Our second lesson is from St. Paul’s Letter to the Ephesians, written just a few years after Jesus had returned to heaven. Paul believed sincerely that Jesus called him to take the gospel to the Gentiles, in the spirit of ever-expanding the reach of the good news of God’s Love for the whole world. He writes: “…the Gentiles have become fellow heirs, members of the same body, and sharers in the promise in Christ Jesus through the gospel…Although I am the very least among the saints, this grace was given to me to bring to the Gentiles the news of the boundless riches of Christ, and to make everyone see what is the plan of the mystery hidden for ages in God who created all things; so that through the church the wisdom of God in its rich variety might now be made known to the rulers and authorities in the heavenly places. This was in accordance with the eternal purpose that he has carried out in Christ Jesus our Lord…”

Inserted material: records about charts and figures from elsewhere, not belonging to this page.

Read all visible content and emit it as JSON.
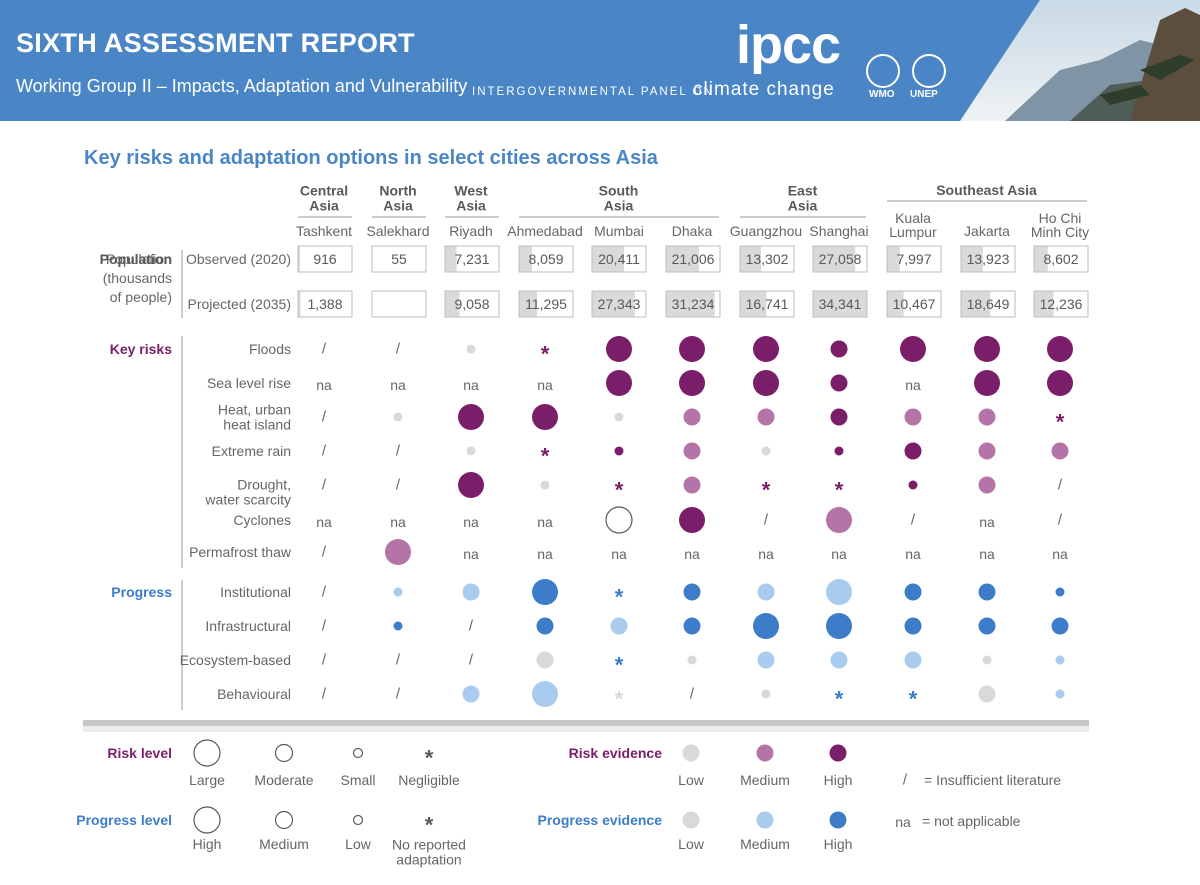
{
  "header": {
    "title": "SIXTH ASSESSMENT REPORT",
    "subtitle": "Working Group II – Impacts, Adaptation and Vulnerability",
    "logo_text": "ipcc",
    "logo_tagline_a": "INTERGOVERNMENTAL PANEL ON",
    "logo_tagline_b": "climate change",
    "partner_a": "WMO",
    "partner_b": "UNEP"
  },
  "colors": {
    "header_bg": "#4a86c5",
    "title_blue": "#4a86c5",
    "risk_high": "#7b1e6a",
    "risk_medium": "#b574a8",
    "evidence_low": "#d9d9d9",
    "progress_high": "#3d7cc9",
    "progress_medium": "#a8cbee"
  },
  "figure_title": "Key risks and adaptation options in select cities across Asia",
  "regions": [
    {
      "lines": [
        "Central",
        "Asia"
      ],
      "cities": [
        0
      ]
    },
    {
      "lines": [
        "North",
        "Asia"
      ],
      "cities": [
        1
      ]
    },
    {
      "lines": [
        "West",
        "Asia"
      ],
      "cities": [
        2
      ]
    },
    {
      "lines": [
        "South",
        "Asia"
      ],
      "cities": [
        3,
        4,
        5
      ]
    },
    {
      "lines": [
        "East",
        "Asia"
      ],
      "cities": [
        6,
        7
      ]
    },
    {
      "lines": [
        "Southeast Asia"
      ],
      "cities": [
        8,
        9,
        10
      ]
    }
  ],
  "cities": [
    {
      "name": [
        "Tashkent"
      ],
      "observed": 916,
      "projected": 1388
    },
    {
      "name": [
        "Salekhard"
      ],
      "observed": 55,
      "projected": null
    },
    {
      "name": [
        "Riyadh"
      ],
      "observed": 7231,
      "projected": 9058
    },
    {
      "name": [
        "Ahmedabad"
      ],
      "observed": 8059,
      "projected": 11295
    },
    {
      "name": [
        "Mumbai"
      ],
      "observed": 20411,
      "projected": 27343
    },
    {
      "name": [
        "Dhaka"
      ],
      "observed": 21006,
      "projected": 31234
    },
    {
      "name": [
        "Guangzhou"
      ],
      "observed": 13302,
      "projected": 16741
    },
    {
      "name": [
        "Shanghai"
      ],
      "observed": 27058,
      "projected": 34341
    },
    {
      "name": [
        "Kuala",
        "Lumpur"
      ],
      "observed": 7997,
      "projected": 10467
    },
    {
      "name": [
        "Jakarta"
      ],
      "observed": 13923,
      "projected": 18649
    },
    {
      "name": [
        "Ho Chi",
        "Minh City"
      ],
      "observed": 8602,
      "projected": 12236
    }
  ],
  "population": {
    "label": [
      "Population",
      "(thousands",
      "of people)"
    ],
    "observed_label": "Observed (2020)",
    "projected_label": "Projected (2035)"
  },
  "key_risks": {
    "label": "Key risks",
    "rows": [
      {
        "name": [
          "Floods"
        ],
        "cells": [
          "/",
          "/",
          "small-low",
          "*-high",
          "large-high",
          "large-high",
          "large-high",
          "moderate-high",
          "large-high",
          "large-high",
          "large-high"
        ]
      },
      {
        "name": [
          "Sea level rise"
        ],
        "cells": [
          "na",
          "na",
          "na",
          "na",
          "large-high",
          "large-high",
          "large-high",
          "moderate-high",
          "na",
          "large-high",
          "large-high"
        ]
      },
      {
        "name": [
          "Heat, urban",
          "heat island"
        ],
        "cells": [
          "/",
          "small-low",
          "large-high",
          "large-high",
          "small-low",
          "moderate-medium",
          "moderate-medium",
          "moderate-high",
          "moderate-medium",
          "moderate-medium",
          "*-high"
        ]
      },
      {
        "name": [
          "Extreme rain"
        ],
        "cells": [
          "/",
          "/",
          "small-low",
          "*-high",
          "small-high",
          "moderate-medium",
          "small-low",
          "small-high",
          "moderate-high",
          "moderate-medium",
          "moderate-medium"
        ]
      },
      {
        "name": [
          "Drought,",
          "water scarcity"
        ],
        "cells": [
          "/",
          "/",
          "large-high",
          "small-low",
          "*-high",
          "moderate-medium",
          "*-high",
          "*-high",
          "small-high",
          "moderate-medium",
          "/"
        ]
      },
      {
        "name": [
          "Cyclones"
        ],
        "cells": [
          "na",
          "na",
          "na",
          "na",
          "large-none",
          "large-high",
          "/",
          "large-medium",
          "/",
          "na",
          "/"
        ]
      },
      {
        "name": [
          "Permafrost thaw"
        ],
        "cells": [
          "/",
          "large-medium",
          "na",
          "na",
          "na",
          "na",
          "na",
          "na",
          "na",
          "na",
          "na"
        ]
      }
    ]
  },
  "progress": {
    "label": "Progress",
    "rows": [
      {
        "name": [
          "Institutional"
        ],
        "cells": [
          "/",
          "small-medium",
          "moderate-medium",
          "large-high",
          "*-high",
          "moderate-high",
          "moderate-medium",
          "large-medium",
          "moderate-high",
          "moderate-high",
          "small-high"
        ]
      },
      {
        "name": [
          "Infrastructural"
        ],
        "cells": [
          "/",
          "small-high",
          "/",
          "moderate-high",
          "moderate-medium",
          "moderate-high",
          "large-high",
          "large-high",
          "moderate-high",
          "moderate-high",
          "moderate-high"
        ]
      },
      {
        "name": [
          "Ecosystem-based"
        ],
        "cells": [
          "/",
          "/",
          "/",
          "moderate-low",
          "*-high",
          "small-low",
          "moderate-medium",
          "moderate-medium",
          "moderate-medium",
          "small-low",
          "small-medium"
        ]
      },
      {
        "name": [
          "Behavioural"
        ],
        "cells": [
          "/",
          "/",
          "moderate-medium",
          "large-medium",
          "*-low",
          "/",
          "small-low",
          "*-high",
          "*-high",
          "moderate-low",
          "small-medium"
        ]
      }
    ]
  },
  "legend": {
    "risk_level": {
      "title": "Risk level",
      "items": [
        [
          "Large"
        ],
        [
          "Moderate"
        ],
        [
          "Small"
        ],
        [
          "Negligible"
        ]
      ]
    },
    "risk_evidence": {
      "title": "Risk evidence",
      "items": [
        [
          "Low"
        ],
        [
          "Medium"
        ],
        [
          "High"
        ]
      ]
    },
    "progress_level": {
      "title": "Progress level",
      "items": [
        [
          "High"
        ],
        [
          "Medium"
        ],
        [
          "Low"
        ],
        [
          "No reported",
          "adaptation"
        ]
      ]
    },
    "progress_evidence": {
      "title": "Progress evidence",
      "items": [
        [
          "Low"
        ],
        [
          "Medium"
        ],
        [
          "High"
        ]
      ]
    },
    "insufficient_symbol": "/",
    "insufficient": "= Insufficient literature",
    "na_symbol": "na",
    "na": "= not applicable"
  }
}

Let me pause for a time in this retelling of scripture to reflect on two words we just heard St. Paul give us: “eternal purpose.” I might have just breezed by those words in an earlier time, but now at Resurrection we are engaged in creating a purpose statement and a set of guiding principles for our congregation’s ministry. This might be just the right time to see how our purpose statement stacks up with God’s purpose as revealed in scripture.
As you know, the purpose statement involves using the letters of our names: RLC, Resurrection Lutheran Church. Here is the proposed Purpose Statement that you and I will be voting on at the Congregation Meeting on January 30:
God’s Purpose for Resurrection Lutheran Church is to:
Reflect the Love of Christ by Reaching, Loving, and Caring.
God’s Work…Our Hands.
One of the most important words in that statement is “Reflect”. It is not our light but the light of Christ that comes to us first and we simply are reflecting back that light to others.

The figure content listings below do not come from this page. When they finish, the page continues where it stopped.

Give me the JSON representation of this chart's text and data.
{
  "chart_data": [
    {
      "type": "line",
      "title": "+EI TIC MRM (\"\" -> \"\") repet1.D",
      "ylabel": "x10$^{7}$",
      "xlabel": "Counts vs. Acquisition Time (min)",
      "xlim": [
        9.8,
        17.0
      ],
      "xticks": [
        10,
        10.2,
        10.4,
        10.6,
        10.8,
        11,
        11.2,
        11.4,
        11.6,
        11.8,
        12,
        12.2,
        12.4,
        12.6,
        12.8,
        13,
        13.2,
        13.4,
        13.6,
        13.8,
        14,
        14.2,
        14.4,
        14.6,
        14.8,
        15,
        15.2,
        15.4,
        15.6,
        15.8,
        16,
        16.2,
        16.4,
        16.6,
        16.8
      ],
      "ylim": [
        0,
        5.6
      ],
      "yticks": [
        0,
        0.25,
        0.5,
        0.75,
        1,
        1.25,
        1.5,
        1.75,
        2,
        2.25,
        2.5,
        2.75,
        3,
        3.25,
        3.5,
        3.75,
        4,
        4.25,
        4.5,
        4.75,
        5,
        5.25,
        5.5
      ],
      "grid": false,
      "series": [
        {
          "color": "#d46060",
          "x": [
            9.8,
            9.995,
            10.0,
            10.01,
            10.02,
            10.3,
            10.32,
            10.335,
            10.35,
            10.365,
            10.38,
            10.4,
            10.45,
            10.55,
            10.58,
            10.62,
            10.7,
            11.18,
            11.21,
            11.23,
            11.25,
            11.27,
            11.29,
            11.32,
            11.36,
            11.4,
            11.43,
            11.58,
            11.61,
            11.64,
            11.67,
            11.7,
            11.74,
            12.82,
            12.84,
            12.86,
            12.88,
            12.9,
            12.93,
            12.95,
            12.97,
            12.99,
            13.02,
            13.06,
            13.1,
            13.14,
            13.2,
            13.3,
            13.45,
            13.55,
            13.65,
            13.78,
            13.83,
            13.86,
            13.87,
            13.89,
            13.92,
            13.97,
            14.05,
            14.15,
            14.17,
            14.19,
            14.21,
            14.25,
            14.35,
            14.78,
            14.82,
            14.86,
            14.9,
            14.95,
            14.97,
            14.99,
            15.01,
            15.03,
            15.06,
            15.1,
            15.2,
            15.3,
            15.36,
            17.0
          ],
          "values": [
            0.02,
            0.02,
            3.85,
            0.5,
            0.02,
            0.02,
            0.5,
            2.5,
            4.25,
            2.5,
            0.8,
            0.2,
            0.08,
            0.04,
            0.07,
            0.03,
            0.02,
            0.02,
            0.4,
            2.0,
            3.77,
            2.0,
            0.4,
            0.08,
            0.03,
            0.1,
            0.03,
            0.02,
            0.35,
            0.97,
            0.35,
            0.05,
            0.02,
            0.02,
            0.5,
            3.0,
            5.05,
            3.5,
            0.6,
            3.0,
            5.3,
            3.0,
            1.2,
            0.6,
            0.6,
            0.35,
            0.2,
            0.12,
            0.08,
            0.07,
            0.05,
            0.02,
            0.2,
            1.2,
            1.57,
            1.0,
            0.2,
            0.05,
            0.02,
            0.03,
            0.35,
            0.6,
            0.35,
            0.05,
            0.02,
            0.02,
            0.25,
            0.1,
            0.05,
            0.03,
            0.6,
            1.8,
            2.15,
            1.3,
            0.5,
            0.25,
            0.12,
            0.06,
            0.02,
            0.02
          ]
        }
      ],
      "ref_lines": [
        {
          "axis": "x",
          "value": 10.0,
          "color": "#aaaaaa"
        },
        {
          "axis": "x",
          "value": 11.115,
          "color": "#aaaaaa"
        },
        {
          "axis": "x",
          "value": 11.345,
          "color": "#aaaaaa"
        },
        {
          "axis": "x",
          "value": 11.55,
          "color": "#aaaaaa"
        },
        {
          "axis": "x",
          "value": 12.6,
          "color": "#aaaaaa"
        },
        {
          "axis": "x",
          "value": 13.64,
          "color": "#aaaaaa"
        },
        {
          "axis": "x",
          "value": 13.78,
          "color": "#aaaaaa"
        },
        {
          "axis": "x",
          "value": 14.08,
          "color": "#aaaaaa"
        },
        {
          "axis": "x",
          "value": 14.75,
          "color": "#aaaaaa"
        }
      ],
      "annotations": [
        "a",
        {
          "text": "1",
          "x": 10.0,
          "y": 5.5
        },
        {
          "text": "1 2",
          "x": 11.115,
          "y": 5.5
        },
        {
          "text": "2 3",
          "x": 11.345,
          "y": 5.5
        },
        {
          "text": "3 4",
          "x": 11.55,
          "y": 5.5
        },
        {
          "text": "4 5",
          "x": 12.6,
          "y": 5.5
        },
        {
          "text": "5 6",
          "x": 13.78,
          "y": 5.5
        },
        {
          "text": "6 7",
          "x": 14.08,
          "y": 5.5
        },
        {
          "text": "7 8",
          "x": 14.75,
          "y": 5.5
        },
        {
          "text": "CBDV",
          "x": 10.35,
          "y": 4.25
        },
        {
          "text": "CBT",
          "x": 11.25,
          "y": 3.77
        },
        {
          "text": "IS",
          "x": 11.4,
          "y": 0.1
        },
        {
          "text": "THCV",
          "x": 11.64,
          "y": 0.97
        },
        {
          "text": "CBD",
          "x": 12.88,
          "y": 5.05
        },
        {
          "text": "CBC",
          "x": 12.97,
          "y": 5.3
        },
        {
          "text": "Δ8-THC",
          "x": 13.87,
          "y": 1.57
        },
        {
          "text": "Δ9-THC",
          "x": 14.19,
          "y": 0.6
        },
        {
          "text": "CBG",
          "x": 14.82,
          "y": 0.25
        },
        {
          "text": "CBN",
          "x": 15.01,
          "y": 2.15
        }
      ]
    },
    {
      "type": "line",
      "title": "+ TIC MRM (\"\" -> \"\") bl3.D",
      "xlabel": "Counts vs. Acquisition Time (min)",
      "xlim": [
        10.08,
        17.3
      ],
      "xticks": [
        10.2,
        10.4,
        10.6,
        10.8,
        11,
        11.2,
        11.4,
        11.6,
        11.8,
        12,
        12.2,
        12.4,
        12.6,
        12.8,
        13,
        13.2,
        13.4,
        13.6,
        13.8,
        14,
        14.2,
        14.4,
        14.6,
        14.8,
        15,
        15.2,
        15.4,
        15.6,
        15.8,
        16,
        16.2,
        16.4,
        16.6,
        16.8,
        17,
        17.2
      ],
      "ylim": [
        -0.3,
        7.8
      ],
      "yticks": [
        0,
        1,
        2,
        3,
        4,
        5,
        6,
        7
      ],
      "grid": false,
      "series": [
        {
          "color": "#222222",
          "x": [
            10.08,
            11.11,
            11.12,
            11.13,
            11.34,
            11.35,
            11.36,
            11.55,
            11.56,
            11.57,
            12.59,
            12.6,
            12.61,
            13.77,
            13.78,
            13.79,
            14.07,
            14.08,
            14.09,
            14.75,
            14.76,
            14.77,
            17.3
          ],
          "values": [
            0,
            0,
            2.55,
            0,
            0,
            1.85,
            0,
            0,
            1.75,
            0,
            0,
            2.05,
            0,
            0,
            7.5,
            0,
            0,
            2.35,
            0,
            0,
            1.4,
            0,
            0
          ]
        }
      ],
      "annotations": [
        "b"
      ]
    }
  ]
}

What are the guiding principles, those biblically-based values we intend to live by? Here are the seven:
1. Jesus is Lord and Savior – in all that we say and do we serve Jesus, for by His grace we are saved through faith.

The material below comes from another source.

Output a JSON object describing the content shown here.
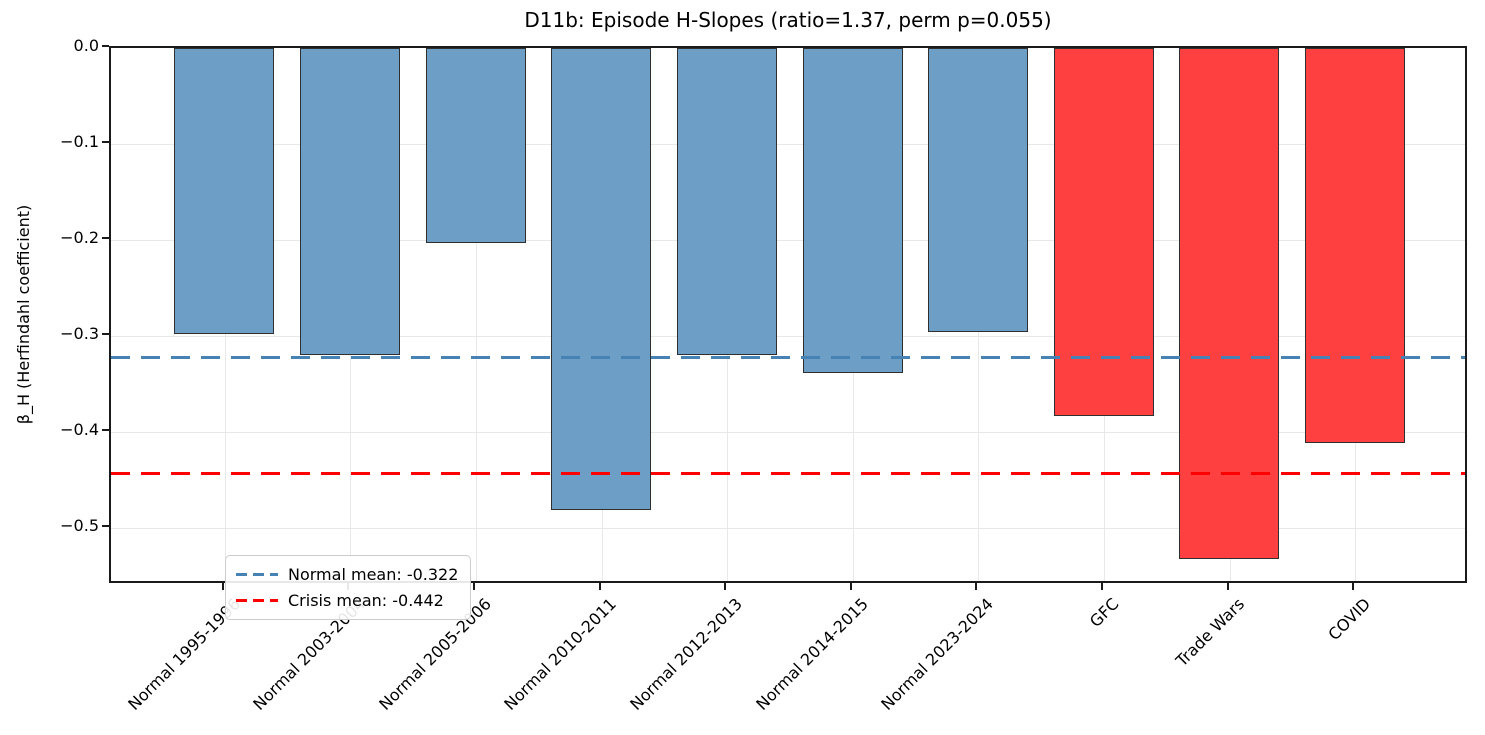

2. We trust in the Lord –through God all things are possible.
3. We call on God.
4. We invite and welcome all people.
5. We share God’s blessings generously as we are generously blessed.
6. We proclaim the Good News of the love of Christ in word and deed at all times and in all places.
7. We participate in a global communion of churches as ecumenical Lutherans.
What about those Wisemen of old? What does their story, their experience have to do with us now and our celebration of the season of light? Matthew places the account of the visit of the wisemen, the magi, immediately following his account of the birth of Jesus. It’s as if to say: followers to Jesus, he came not just for the House of Israel but for the whole world. They came from afar, probably from what is today Iran and Iraq. They came first as all sojourners and inquirers do: to see for themselves and to pay respect. The word is “homage” means showing respect to a king or person of high rank. They didn’t know when they set out that they would be encountering an infant. The gifts they brought didn’t seem to be appropriate after they arrived. But their gifts turned out to be wholly appropriate. The gold was a gift worthy of a king. The frankincense was often used in ritual worship to a deity or god. The myrrh, how prophetic, was an oil used at the time of death.
People of Resurrection, let us be people of the light. May we indeed reflect the love of Christ in in all we say and do. May the true star of epiphany bless us his little reflectors.